Let's say I have the following data table
x y z
1: 1 1 100
2: 1 1 100
3: 1 1 100
4: 1 2 200
5: 1 2 100
6: 1 2 100
7: 2 1 200
8: 2 1 200
9: 2 1 100
10: 2 2 200
11: 2 2 200
12: 2 2 200
DT = setDT(structure(list(x = c(1L, 1L, 1L, 1L, 1L, 1L, 2L, 2L, 2L, 2L,
2L, 2L), y = c(1L, 1L, 1L, 2L, 2L, 2L, 1L, 1L, 1L, 2L, 2L, 2L
), z = c(100, 100, 100, 200, 100, 100, 200, 200, 100, 200, 200,
200)), .Names = c("x", "y", "z"), row.names = c(NA, -12L), class = "data.frame"))
I need to create a new column which counts, for each row, the ammount of times a specific given value (100) appears in column z for the specific combination of x,y (that's what I'm refering to with "similar rows").
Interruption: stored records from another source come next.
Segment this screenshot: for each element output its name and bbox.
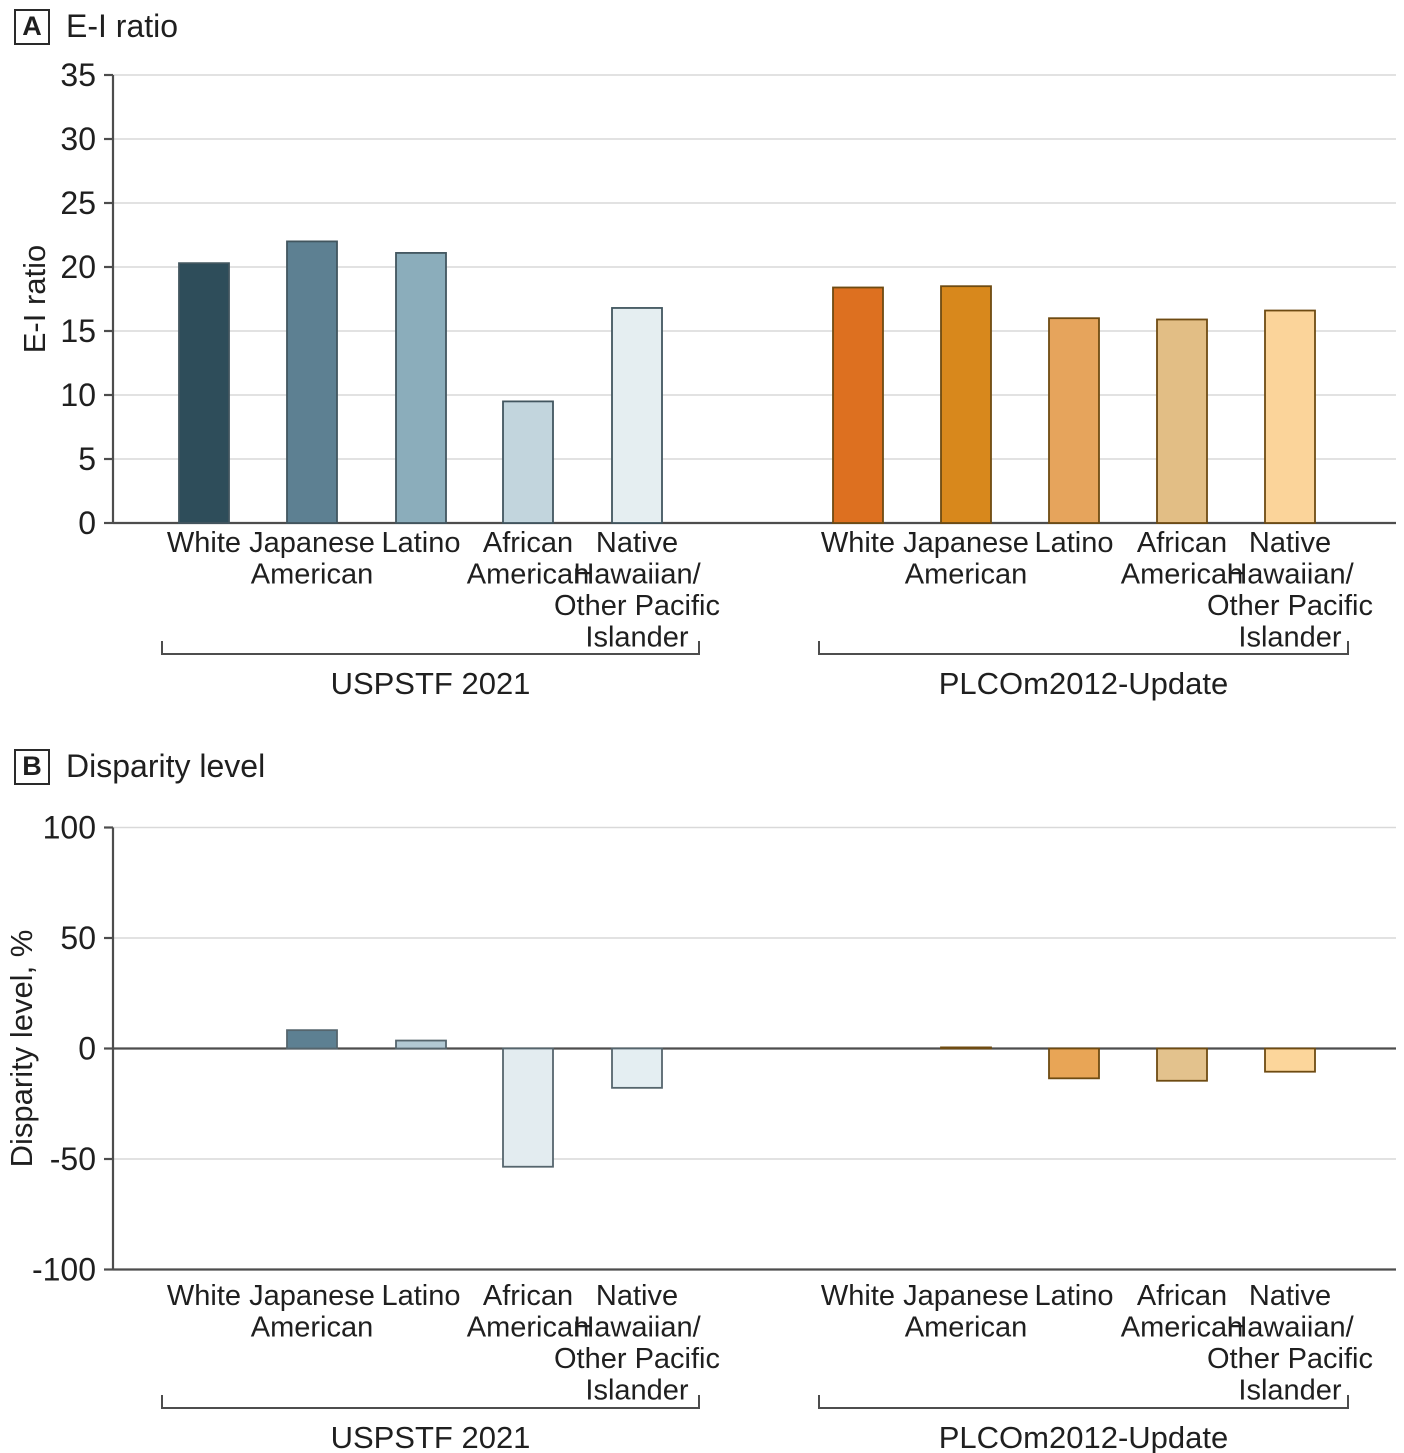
group-bracket [818,1395,1349,1409]
category-label: Islander [1238,622,1342,654]
bar-group1-cat3 [395,1039,447,1050]
y-tick-label: 5 [78,441,96,477]
bar-group1-cat2 [286,1029,338,1050]
category-label: African [483,527,573,559]
bar-group2-cat1 [832,286,884,524]
category-label: Islander [1238,1375,1342,1407]
y-tick-label: 20 [60,249,96,285]
category-label: Other Pacific [1207,1343,1373,1375]
category-label: Latino [381,527,460,559]
category-label: Hawaiian/ [573,1312,701,1344]
category-label: Native [1249,527,1331,559]
y-tick-label: 35 [60,57,96,93]
bar-group2-cat3 [1048,1047,1100,1080]
category-label: Native [596,527,678,559]
category-label: White [821,527,895,559]
group-label: USPSTF 2021 [331,1420,531,1453]
y-axis-title: E-I ratio [17,245,52,354]
group-bracket [161,641,700,655]
y-tick-label: 0 [78,505,96,541]
bar-group1-cat2 [286,240,338,524]
y-axis-title: Disparity level, % [4,930,39,1168]
bar-group1-cat4 [502,400,554,524]
category-label: Japanese [903,527,1029,559]
category-label: American [1121,1312,1244,1344]
bar-group1-cat1 [178,262,230,524]
category-label: American [467,1312,590,1344]
category-label: Latino [1034,527,1113,559]
category-label: Other Pacific [1207,590,1373,622]
category-label: Hawaiian/ [1226,559,1354,591]
y-tick-label: 25 [60,185,96,221]
category-label: Hawaiian/ [573,559,701,591]
y-tick-label: 10 [60,377,96,413]
category-label: Japanese [249,1280,375,1312]
bar-group2-cat5 [1264,1047,1316,1073]
group-bracket [818,641,1349,655]
bar-group2-cat4 [1156,1047,1208,1082]
bar-group2-cat3 [1048,317,1100,524]
panel-a-letter-badge: A [14,8,50,45]
panel-a-title: E-I ratio [66,8,179,44]
category-label: African [483,1280,573,1312]
y-tick-label: 30 [60,121,96,157]
category-label: Other Pacific [554,1343,720,1375]
category-label: Japanese [249,527,375,559]
y-tick-label: -100 [32,1252,96,1288]
bar-group1-cat4 [502,1047,554,1168]
category-label: Islander [585,622,689,654]
category-label: Native [596,1280,678,1312]
category-label: Islander [585,1375,689,1407]
category-label: African [1137,527,1227,559]
y-tick-label: -50 [50,1141,96,1177]
category-label: Latino [381,1280,460,1312]
bar-group1-cat3 [395,252,447,524]
category-label: White [821,1280,895,1312]
group-bracket [161,1395,700,1409]
category-label: Other Pacific [554,590,720,622]
panel-b-title: Disparity level [66,748,266,784]
bar-group2-cat2 [940,1046,992,1050]
bar-group2-cat5 [1264,309,1316,524]
group-label: PLCOm2012-Update [939,666,1229,701]
category-label: White [167,1280,241,1312]
y-tick-label: 50 [60,920,96,956]
bar-group2-cat4 [1156,318,1208,524]
category-label: American [467,559,590,591]
category-label: American [251,1312,374,1344]
panel-b-letter-badge: B [14,748,50,785]
group-label: PLCOm2012-Update [939,1420,1229,1453]
panel-b-header: B Disparity level [14,748,265,785]
panel-a-header: A E-I ratio [14,8,178,45]
category-label: American [251,559,374,591]
category-label: African [1137,1280,1227,1312]
group-label: USPSTF 2021 [331,666,531,701]
category-label: Latino [1034,1280,1113,1312]
category-label: Native [1249,1280,1331,1312]
y-tick-label: 100 [43,810,96,846]
category-label: American [1121,559,1244,591]
category-label: American [905,1312,1028,1344]
category-label: White [167,527,241,559]
y-tick-label: 15 [60,313,96,349]
bar-group2-cat2 [940,285,992,524]
category-label: Japanese [903,1280,1029,1312]
y-tick-label: 0 [78,1031,96,1067]
category-label: Hawaiian/ [1226,1312,1354,1344]
category-label: American [905,559,1028,591]
bar-group1-cat5 [611,307,663,524]
bar-group1-cat5 [611,1047,663,1089]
In fact, I need to do this two times because I need to add a new column for each of the possible values in z, namely 100 and 200.
The resulting data table should look as follows:
x y z hundred two_hundred
1: 1 1 100 3 0
2: 1 1 100 3 0
3: 1 1 100 3 0
4: 1 2 200 2 1
5: 1 2 100 2 1
6: 1 2 100 2 1
7: 2 1 200 1 2
8: 2 1 200 1 2
9: 2 1 100 1 2
10: 2 2 200 0 3
11: 2 2 200 0 3
12: 2 2 200 0 3
Notice that all the rows who share the same combination of x and y would also share the same values in the columns hundred and two_hundred, regardless of their value in z.
Further, I would need to get rid of the redundant rows and the column z so I would have a shorter data table.
DT <- DT %>% unique(by=c("x","y"))
DT [,z:=NULL]
The final product would be this:
x y hundred two_hundred
1: 1 1 3 0
2: 1 2 2 1
3: 2 1 1 2
4: 2 2 0 3
Which is the easiest way to do that? Also it would be interesting if both the counting and the deletion of the redundant rows could be done with one single command.
(dplyr commands if possible, please)
I'm new in programming in R, so I would appreciate if you guys could give me a simple language response, as I'm not yet familiarized with all the most common structures and procedures in R (the transition from cycle-like Java algorithms to matrix-wise in R has been quite tough...)
Thanks in advance. This is also my first question in this site.